En el mismo año de su casi suicidio, ve la luz Por el camino de Swan, su primer poemario y el inicio de una fecunda carrera. Mary Poppins y el Mago de Oz se combinaban con el Che Guevara o T. S. Eliot entre sus versos. Su voz empleaba a figuras como Tarzán o los anarquistas Sacco y Vanzetti para articular una galería de imágenes propia que, en el profundo de su silueta, encerraba tortura. Leopoldo Panero mostró una vía poética de la autodestrucción desde su primer verso, dio espacio al sexo como exploración sádico, de filias y bisexualidad; al humor sádico o la propia locura como una forma de normalidad que rompe, de hecho, con la propia normalidad.

Sus incesantes salidas y entradas de cárceles y psiquiátricos, siempre por motivos ideológicos o por incumplir la Ley de Vagos y Maleantes (que lo castigaba por drogadicto, alcohólico o «depravado sexual») fueron creando una leyenda que contrastaba con la presión común en la carrera poética de su generación. Lo nombraron miembro del grupo de Novísimos y fue llamado a renovar las letras españolas desde los márgenes.

Tras publicar Teoría, la carrera de Panero se había transformado. En 1976, desmontó junto a sus hermanos a toda su familia en el documental El desencanto, de Jaime Chávarri. Dejó plasmado el desastre de padre y sacó a la luz al monstruo que era su madre, quien lo drogaba a escondidas en cada comida. En paralelo, su enfermedad psiquiátrica se agravó y pasó a vivir descalzo entre calles, a pelearse con camareros por alcohol y ahondar en las drogas para purgarse. Se le prohibía la entrada en muchos locales al tiempo que su poesía se elevaba con obras como Narciso en el acorde último de las flautas.

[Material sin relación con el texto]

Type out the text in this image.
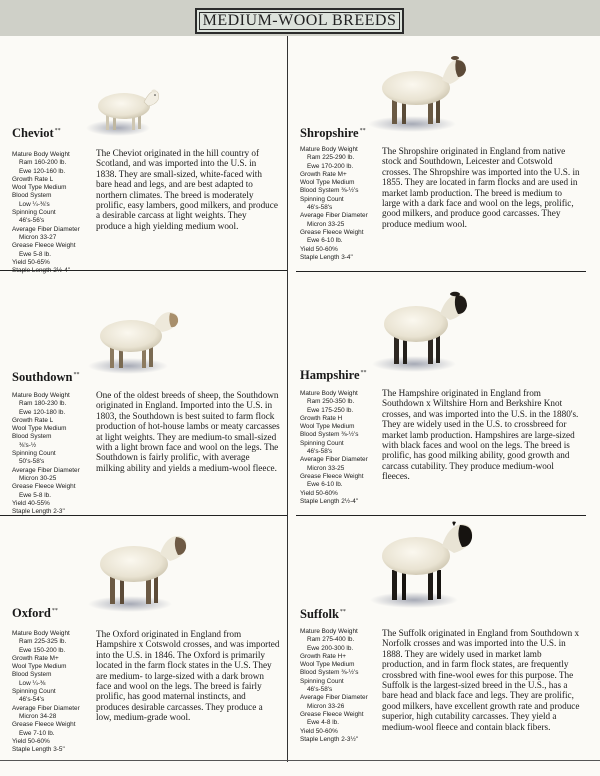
MEDIUM-WOOL BREEDS
Cheviot**
Mature Body Weight
Ram 160-200 lb.
Ewe 120-160 lb.
Growth Rate L
Wool Type Medium
Blood System
Low ¼-⅜'s
Spinning Count
46's-56's
Average Fiber Diameter
Micron 33-27
Grease Fleece Weight
Ewe 5-8 lb.
Yield 50-65%
Staple Length 2½-4"
The Cheviot originated in the hill country of Scotland, and was imported into the U.S. in 1838. They are small-sized, white-faced with bare head and legs, and are best adapted to northern climates. The breed is moderately prolific, easy lambers, good milkers, and produce a desirable carcass at light weights. They produce a high yielding medium wool.
Shropshire**
Mature Body Weight
Ram 225-290 lb.
Ewe 170-200 lb.
Growth Rate M+
Wool Type Medium
Blood System ⅜-½'s
Spinning Count
46's-58's
Average Fiber Diameter
Micron 33-25
Grease Fleece Weight
Ewe 6-10 lb.
Yield 50-60%
Staple Length 3-4"
The Shropshire originated in England from native stock and Southdown, Leicester and Cotswold crosses. The Shropshire was imported into the U.S. in 1855. They are located in farm flocks and are used in market lamb production. The breed is medium to large with a dark face and wool on the legs, prolific, good milkers, and produce good carcasses. They produce medium wool.
Southdown**
Mature Body Weight
Ram 180-230 lb.
Ewe 120-180 lb.
Growth Rate L
Wool Type Medium
Blood System
⅜'s-½
Spinning Count
50's-58's
Average Fiber Diameter
Micron 30-25
Grease Fleece Weight
Ewe 5-8 lb.
Yield 40-55%
Staple Length 2-3"
One of the oldest breeds of sheep, the Southdown originated in England. Imported into the U.S. in 1803, the Southdown is best suited to farm flock production of hot-house lambs or meaty carcasses at light weights. They are medium-to small-sized with a light brown face and wool on the legs. The Southdown is fairly prolific, with average milking ability and yields a medium-wool fleece.
Hampshire**
Mature Body Weight
Ram 250-350 lb.
Ewe 175-250 lb.
Growth Rate H
Wool Type Medium
Blood System ⅜-½'s
Spinning Count
46's-58's
Average Fiber Diameter
Micron 33-25
Grease Fleece Weight
Ewe 6-10 lb.
Yield 50-60%
Staple Length 2½-4"
The Hampshire originated in England from Southdown x Wiltshire Horn and Berkshire Knot crosses, and was imported into the U.S. in the 1880's. They are widely used in the U.S. to crossbreed for market lamb production. Hampshires are large-sized with black faces and wool on the legs. The breed is prolific, has good milking ability, good growth and carcass cutability. They produce medium-wool fleeces.
Oxford**
Mature Body Weight
Ram 225-325 lb.
Ewe 150-200 lb.
Growth Rate M+
Wool Type Medium
Blood System
Low ¼-⅜
Spinning Count
46's-54's
Average Fiber Diameter
Micron 34-28
Grease Fleece Weight
Ewe 7-10 lb.
Yield 50-60%
Staple Length 3-5"
The Oxford originated in England from Hampshire x Cotswold crosses, and was imported into the U.S. in 1846. The Oxford is primarily located in the farm flock states in the U.S. They are medium- to large-sized with a dark brown face and wool on the legs. The breed is fairly prolific, has good maternal instincts, and produces desirable carcasses. They produce a low, medium-grade wool.
Suffolk**
Mature Body Weight
Ram 275-400 lb.
Ewe 200-300 lb.
Growth Rate H+
Wool Type Medium
Blood System ⅜-½'s
Spinning Count
46's-58's
Average Fiber Diameter
Micron 33-26
Grease Fleece Weight
Ewe 4-8 lb.
Yield 50-60%
Staple Length 2-3½"
The Suffolk originated in England from Southdown x Norfolk crosses and was imported into the U.S. in 1888. They are widely used in market lamb production, and in farm flock states, are frequently crossbred with fine-wool ewes for this purpose. The Suffolk is the largest-sized breed in the U.S., has a bare head and black face and legs. They are prolific, good milkers, have excellent growth rate and produce superior, high cutability carcasses. They yield a medium-wool fleece and contain black fibers.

En los años 80 publicó la parte más gruesa de su obra, sumido en una frenética actividad consecuencia de una mente alterada de manera natural y química. Su robada niñez y el desvanecimiento de la libertad por las constantes estancias en prisiones y manicomios se volvieron su obsesión. Dedicó versos a la heroína y el apocalipsis del alma humana.

En 1990, falleció su madre. En el depósito de cadáveres intentó resucitarla mediante la técnica del boca a boca, como había leído en El señor de Ballantrae, de Robert Louis Stevenson. En aquel entonces ya vivía en el psiquiátrico de Mondragón, en donde pasó una década cuidándose.

En aquel centro sanatorio escribió durante años, interrumpido por pocas visitas familiares y muchas visitas curiosas. Ingresó con diagnóstico de trastorno múltiple de la personalidad y disfrutó durante todo ese tiempo de permisos de 9 horas. Recorrió todos los bares de la zona tomando Coca-Cola, pues la bomba médica en el bajo vientre le impedía consumir alcohol sin sufrir dolores, comiendo chocolatinas y dulces sin cesar, fumando sin cesar cigarrillos Camel. Su destrucción había cesado, pero quedaba el cascarón de todo. Eso quisieron captar los periodistas que lo mostraron en tertulias, en reportajes, en fotografías.

En una lúcida toma de decisiones, se marchó a las Islas Canarias y comenzó a estudiar de nuevo, ingresado en un centro psiquiátrico de Las Palmas, sin dejar nunca de escribir y narrar la oscuridad que lo habitaba. La maldición lo acompañó hasta el último de sus días, en 2014, como el último miembro de los Panero, estéril estirpe. Lo incineraron sin que nadie reclamase sus restos y cinco años después una prima de León se hizo por vía judicial con la urna. La ceniza llegó con libros, versos inéditos y la máquina de escribir con la que legó lucidez inesperada: "Me he prohibido todas las emociones, porque sufriría mucho. Nadie quiere a un loco. Qué solos se quedan los locos".